Das war nicht mäßig, das war spitzenmäßig, was auch daran lag, dass es nicht so richtig voll war, obwohl ich sowohl den
Monotonix als auch den
Silver Jews ein volles Haus gegönnt hätte. Aber als Konzertbesucher schätze ich es sehr, mich am Tresen nicht gegen andere Durstige durchsetzen zu müssen und nach dem Pinkeln ohne Schubserei wieder zu meinem Wunschplatz zu gelangen. Kleinigkeiten, aber im Vergleich mit den ausverkauften Konzerten von The Kills und Shellac nicht zu unterschätzen.

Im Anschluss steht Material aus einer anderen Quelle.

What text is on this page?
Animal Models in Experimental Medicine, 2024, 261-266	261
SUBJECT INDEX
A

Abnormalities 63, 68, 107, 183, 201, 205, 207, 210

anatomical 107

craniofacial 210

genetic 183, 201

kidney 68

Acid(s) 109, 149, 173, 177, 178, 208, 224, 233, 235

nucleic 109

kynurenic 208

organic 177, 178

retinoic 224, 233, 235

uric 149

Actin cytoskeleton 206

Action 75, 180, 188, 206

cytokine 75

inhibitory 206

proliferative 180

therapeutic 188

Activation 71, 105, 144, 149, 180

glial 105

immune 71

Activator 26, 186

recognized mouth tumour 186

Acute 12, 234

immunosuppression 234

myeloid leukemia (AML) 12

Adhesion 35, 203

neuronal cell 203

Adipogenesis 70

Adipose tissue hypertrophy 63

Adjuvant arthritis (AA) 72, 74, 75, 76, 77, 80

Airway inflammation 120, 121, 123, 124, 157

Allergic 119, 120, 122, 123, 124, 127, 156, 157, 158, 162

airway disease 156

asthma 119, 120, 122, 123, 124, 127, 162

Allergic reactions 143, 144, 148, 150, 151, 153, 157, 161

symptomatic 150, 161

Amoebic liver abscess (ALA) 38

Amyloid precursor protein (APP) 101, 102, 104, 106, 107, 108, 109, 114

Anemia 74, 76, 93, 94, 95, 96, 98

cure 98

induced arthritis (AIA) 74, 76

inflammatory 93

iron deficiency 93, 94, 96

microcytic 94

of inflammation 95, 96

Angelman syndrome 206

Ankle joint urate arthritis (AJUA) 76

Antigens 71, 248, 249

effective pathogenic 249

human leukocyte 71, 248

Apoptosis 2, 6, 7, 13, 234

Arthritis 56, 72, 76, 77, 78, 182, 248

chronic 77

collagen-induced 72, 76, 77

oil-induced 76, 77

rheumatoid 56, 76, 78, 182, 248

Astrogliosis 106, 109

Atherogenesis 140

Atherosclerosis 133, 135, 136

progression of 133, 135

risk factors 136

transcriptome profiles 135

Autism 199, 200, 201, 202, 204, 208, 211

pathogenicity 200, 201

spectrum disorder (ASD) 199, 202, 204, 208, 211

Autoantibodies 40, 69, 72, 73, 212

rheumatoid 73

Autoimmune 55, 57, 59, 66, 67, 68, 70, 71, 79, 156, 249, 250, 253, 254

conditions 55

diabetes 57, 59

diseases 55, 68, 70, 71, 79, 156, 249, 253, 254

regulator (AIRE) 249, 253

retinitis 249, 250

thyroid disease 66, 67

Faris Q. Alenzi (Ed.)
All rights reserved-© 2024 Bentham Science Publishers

Die Monotonix hatten ihr Schlagzeug vor der Bühne, was bei zahlreicherem Erscheinen mitten im Publikum gewesen wäre, aufgebaut. So blieb der Band jedoch reichlich Platz, der in erster Linie vom Sänger, den man mir bei Schummerlicht auch gut und gerne als Helge Schneider hätte unterjubeln können, ausgiebig genutzt wurde. Während der Gitarrist das Konzert über weitestgehend ungestört sein Instrument spielte, entwickelte sich zwischen Sänger und Schlagzeuger eine unterhaltsame Täter-Opfer-Beziehung. Letzterer musste es ertragen und tat es letztlich, glaube ich, auch ganz gerne, dass ersterer auf ihn raufkletterte, sein Schlagzeug umschmiß, die einzelnen Teile wieder irgendwo im Raum aufbaute, ihn mit einer frisch aus einem Mülleimer geangelten Banane fütterte, anschließend den Mülleimer samt Inhalt über seinen Kopf stülpte und ihn auch noch mit einem Gürtel kräftig würgte. Pause hatte der Arme nur, wenn der Sänger Bier verspritzend durchs Publikums spazierte, sich auszog, über den nassen Boden schlitterte, einzelne Konzertbesucher geschickt ins Programm einband, aufs Lichtgerüst kletterte oder - ein Höhepunkt! - im hohen Bogen ins Publikum schneuzte. Und parallel dazu spielte die Band ihre Lieder ohne Pause. Ich war begeistert, so geht Leidenschaft.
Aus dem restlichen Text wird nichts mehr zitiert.